Gunmen have shot dead 18 people and injured five others working on a gas pipeline from Iran to Iraq, northeast of Baghdad. The majority of those killed were said to be Iranians.
Masked gunmen launched an attack near Baladruz, a small village in the Diyala province of Iraq. It was reported that the group of attackers were driving three vehicles.
The workers, 15 Iranians and three Iraqis, were attacked as they were digging a trench to extend a gas pipeline, the mayor of Muqdadiya, the closest town to the village, told Reuters.
"Three of them got out of a car and started firing on the workers inside and outside the trench," Reuters quoted a man named Ibrahem Aziz as saying.
No group has yet claimed responsibility for the assault.
The attack came just hours after at least 22 people detained for issues related to terrorism broke from police custody in Baghdad. Most of those who escaped were recaptured, but three to eight individuals remain at large.

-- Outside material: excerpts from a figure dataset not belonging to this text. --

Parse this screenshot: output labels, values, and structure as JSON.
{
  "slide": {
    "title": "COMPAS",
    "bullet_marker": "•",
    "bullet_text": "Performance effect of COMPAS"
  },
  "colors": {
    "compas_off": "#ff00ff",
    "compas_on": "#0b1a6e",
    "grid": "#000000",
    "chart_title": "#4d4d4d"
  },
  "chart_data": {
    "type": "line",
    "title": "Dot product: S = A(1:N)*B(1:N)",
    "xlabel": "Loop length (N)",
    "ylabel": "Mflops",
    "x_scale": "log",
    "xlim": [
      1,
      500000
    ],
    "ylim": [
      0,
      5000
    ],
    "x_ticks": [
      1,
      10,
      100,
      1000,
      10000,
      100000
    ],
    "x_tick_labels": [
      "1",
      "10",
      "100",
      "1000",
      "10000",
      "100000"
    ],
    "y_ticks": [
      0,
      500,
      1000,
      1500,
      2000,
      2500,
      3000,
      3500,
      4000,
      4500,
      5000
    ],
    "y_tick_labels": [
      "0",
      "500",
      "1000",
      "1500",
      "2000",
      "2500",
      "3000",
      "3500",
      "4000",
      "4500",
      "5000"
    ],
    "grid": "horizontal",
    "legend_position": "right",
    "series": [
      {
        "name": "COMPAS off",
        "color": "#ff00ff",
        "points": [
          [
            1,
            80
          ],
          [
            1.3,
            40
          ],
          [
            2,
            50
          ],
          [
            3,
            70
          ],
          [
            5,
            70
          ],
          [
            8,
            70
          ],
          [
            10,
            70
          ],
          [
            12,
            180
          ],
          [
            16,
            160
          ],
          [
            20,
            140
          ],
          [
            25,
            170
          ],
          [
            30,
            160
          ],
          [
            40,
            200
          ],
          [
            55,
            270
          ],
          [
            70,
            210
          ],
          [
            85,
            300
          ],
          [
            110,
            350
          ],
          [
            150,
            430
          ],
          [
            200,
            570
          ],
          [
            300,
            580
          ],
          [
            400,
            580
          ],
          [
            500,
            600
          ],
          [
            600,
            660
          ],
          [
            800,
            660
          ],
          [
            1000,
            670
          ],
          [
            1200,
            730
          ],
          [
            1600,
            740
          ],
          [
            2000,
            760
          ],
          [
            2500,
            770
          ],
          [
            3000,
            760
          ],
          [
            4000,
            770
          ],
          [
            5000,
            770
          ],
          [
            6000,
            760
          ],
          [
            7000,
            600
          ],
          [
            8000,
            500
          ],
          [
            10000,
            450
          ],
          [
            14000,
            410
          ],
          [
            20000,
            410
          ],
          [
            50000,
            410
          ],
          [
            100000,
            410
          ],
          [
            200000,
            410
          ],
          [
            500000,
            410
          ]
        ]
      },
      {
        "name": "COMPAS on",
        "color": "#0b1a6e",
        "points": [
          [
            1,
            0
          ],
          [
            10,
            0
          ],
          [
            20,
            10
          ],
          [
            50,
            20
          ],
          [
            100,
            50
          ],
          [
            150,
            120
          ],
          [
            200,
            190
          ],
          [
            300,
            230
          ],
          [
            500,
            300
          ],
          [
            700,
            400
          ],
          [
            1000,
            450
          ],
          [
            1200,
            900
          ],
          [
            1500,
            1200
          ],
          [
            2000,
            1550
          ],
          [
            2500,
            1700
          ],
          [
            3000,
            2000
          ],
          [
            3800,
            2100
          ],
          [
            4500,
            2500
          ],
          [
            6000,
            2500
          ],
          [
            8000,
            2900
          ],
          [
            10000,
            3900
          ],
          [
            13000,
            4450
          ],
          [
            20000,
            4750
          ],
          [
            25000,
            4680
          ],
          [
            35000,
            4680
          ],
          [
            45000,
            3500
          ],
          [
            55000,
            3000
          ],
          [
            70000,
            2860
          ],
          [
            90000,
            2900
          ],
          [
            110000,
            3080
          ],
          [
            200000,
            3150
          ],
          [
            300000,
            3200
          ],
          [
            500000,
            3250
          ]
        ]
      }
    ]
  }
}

Iraq is facing a surge of violence, with dozens of people being killed in daily attacks across the country. The overall death toll reached at least 34 people on Friday.
The rise in violence comes ahead of general elections due to be held on April 30, which will be the country's first parliamentary polls in four years. Nearly 950 people were killed as a result of violence last month alone.
With over 7,000 civilian casualties recorded by the beginning of November by the Iraq Body Count project, 2013 has already become the deadliest year in Iraq since 2008.